Electric Cars Could Be In For A Rough 2015
Gas was expensive. General Motors and Chrysler had gone bankrupt. Climate change was freaking people out.
Electric vehicles provided an exciting alternative to business as usual. EVs were coming from both the established automakers and a spate of startups. There was a strong sense that consumers were finally ready to go electric in significant numbers. The lessons of GM's failed EV-1 had been learned. The electric car would not, this time, be killed.
Now it's early 2015 and we have over a dozen EVs for sale in the US. Tesla's market cap is $26 billion. For comparison, Ford's is $57 billion and GM's is $53 billion, but Tesla is selling mainly one car model.
Everything should be great, except that it isn't.
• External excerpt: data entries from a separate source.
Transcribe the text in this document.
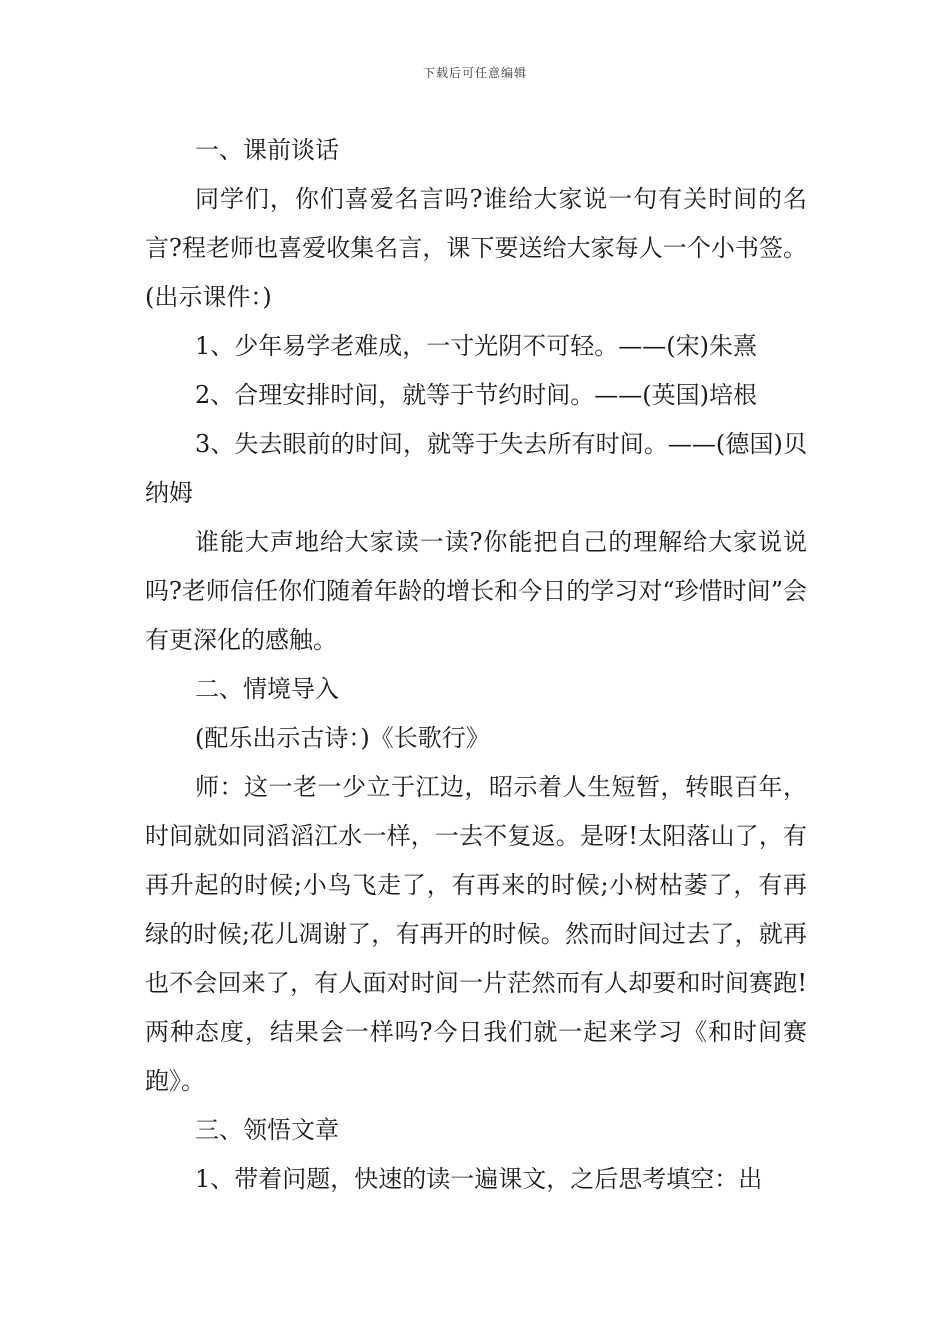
下载后可任意编辑

一、课前谈话

同学们，你们喜爱名言吗?谁给大家说一句有关时间的名言?程老师也喜爱收集名言，课下要送给大家每人一个小书签。(出示课件：)

1、少年易学老难成，一寸光阴不可轻。——(宋)朱熹

2、合理安排时间，就等于节约时间。——(英国)培根

3、失去眼前的时间，就等于失去所有时间。——(德国)贝纳姆

谁能大声地给大家读一读?你能把自己的理解给大家说说吗?老师信任你们随着年龄的增长和今日的学习对“珍惜时间”会有更深化的感触。

二、情境导入

(配乐出示古诗：)《长歌行》

师：这一老一少立于江边，昭示着人生短暂，转眼百年，时间就如同滔滔江水一样，一去不复返。是呀!太阳落山了，有再升起的时候;小鸟飞走了，有再来的时候;小树枯萎了，有再绿的时候;花儿凋谢了，有再开的时候。然而时间过去了，就再也不会回来了，有人面对时间一片茫然而有人却要和时间赛跑!两种态度，结果会一样吗?今日我们就一起来学习《和时间赛跑》。

三、领悟文章

1、带着问题，快速的读一遍课文，之后思考填空：出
The bestselling EV in the US is the Nissan Leaf. About 30,000 were sold in 2014. Respectable. But also a 0.18% share of the 17 million vehicles that were sold in total last year.
Tesla should sell about the same number of cars - 30,000 - in 2014.
Quite a few gas-electric hybrid vehicles are also on the US market, and plug-in hybrids have begun to pick up speed.
But apart from the theoretical environmental benefits - reduced or eliminated emissions are a good thing, although you have to take into account how cleanly the electric power was generated - there's the obvious factor of not buying gas.
In this sense, it's hard to separate the renaissance of EVs from the rising price of gas.
And one other thing: The US government's insistence that automakers raise the overall fuel economy of their fleets over the next decade. The corporate average fuel economy, or CAFE, standards stipulate that major automakers achieve 55 mpg for their entire fleets - cars and trucks - by 2025.
So if you want to keep building profitable big trucks and SUVs, you need to build some high-MPG electric cars and hybrids.
But rising CAFE standards and falling gas prices, not to mention Americans' desire to replace their aging cars with new ones (the average age of a car on US roads is 11 years), and low-interest rates on auto loans, well, all these factors are colliding in increasingly unpleasant ways.
The automakers want to take another look at the CAFE objectives, with the very unsurprising aim of renegotiating them so that the focus can be on selling the lower-mpg cars and trucks that Americans want to buy - that is, lower-mpg cars that don't run on electricity.
Tesla's stock price, which was pushing $300 a share in mid-2014, has dropped more than $100 in recent months. Cheap oil means cheap gas, which in turns means that while plenty of wealthy EV enthusiasts may ardently want Elon Musk's $100,000 Model S sedan, fewer customers may be interested in the mass-market Model 3 car that's scheduled to arrive on 2017 - and that's key to Tesla not being a niche automaker.
Ford CEO Mark Fields addressed these market realities on Thursday during the company's fourth-quarter earnings call. When asked about CAFE standards by Morgan Stanley's lead auto analyst, Adam Jonas, he stressed that US consumers need to adopt new technologies for them to be successful, but that consumers haven't adopted EVs in anywhere near the numbers predicted, rather hopefully, a few years ago.
"We're looking forward to the midterm review," he said of raised CAFE standards.
Translation: We're looking forward to putting the brakes on rising CAFE standards.
It's important to note that none of this means that the electric car is over. Even though EVs have captured a very small percentage of the US market, that small percentage is bigger than zero. Tesla could be sustainable as a luxury brand, even if it doesn't achieve its mass-market goals or fulfill the save-the-planet dreams of Elon Musk. Companies such as Google, with its self-driving car experiment, could remake mobility and power the brave new world with electrons.
But all the signs point toward electric cars being in for a rough 2015. The captivating startups of five years ago have mostly failed. Tesla stands alone. The SUV, threatened by the 2008-09 meltdown in Detroit and the subsequent runup in gas prices, is back.
And gas prices are likely to remain pretty low for much of the year.
Maybe this is the way it has to be. Electric cars were really nowhere to be seen for the first 100 years of the automobile's history. Then they staged a modest comeback in the 1990s, before fading into legend and lamentation. By the late 2000s they were back. This time around, EVs secured a tiny market foothold.
That will probably be enough to keep them around, regardless of what happens with government regulations or in the global oil markets. But 2015 is going to be a challenge.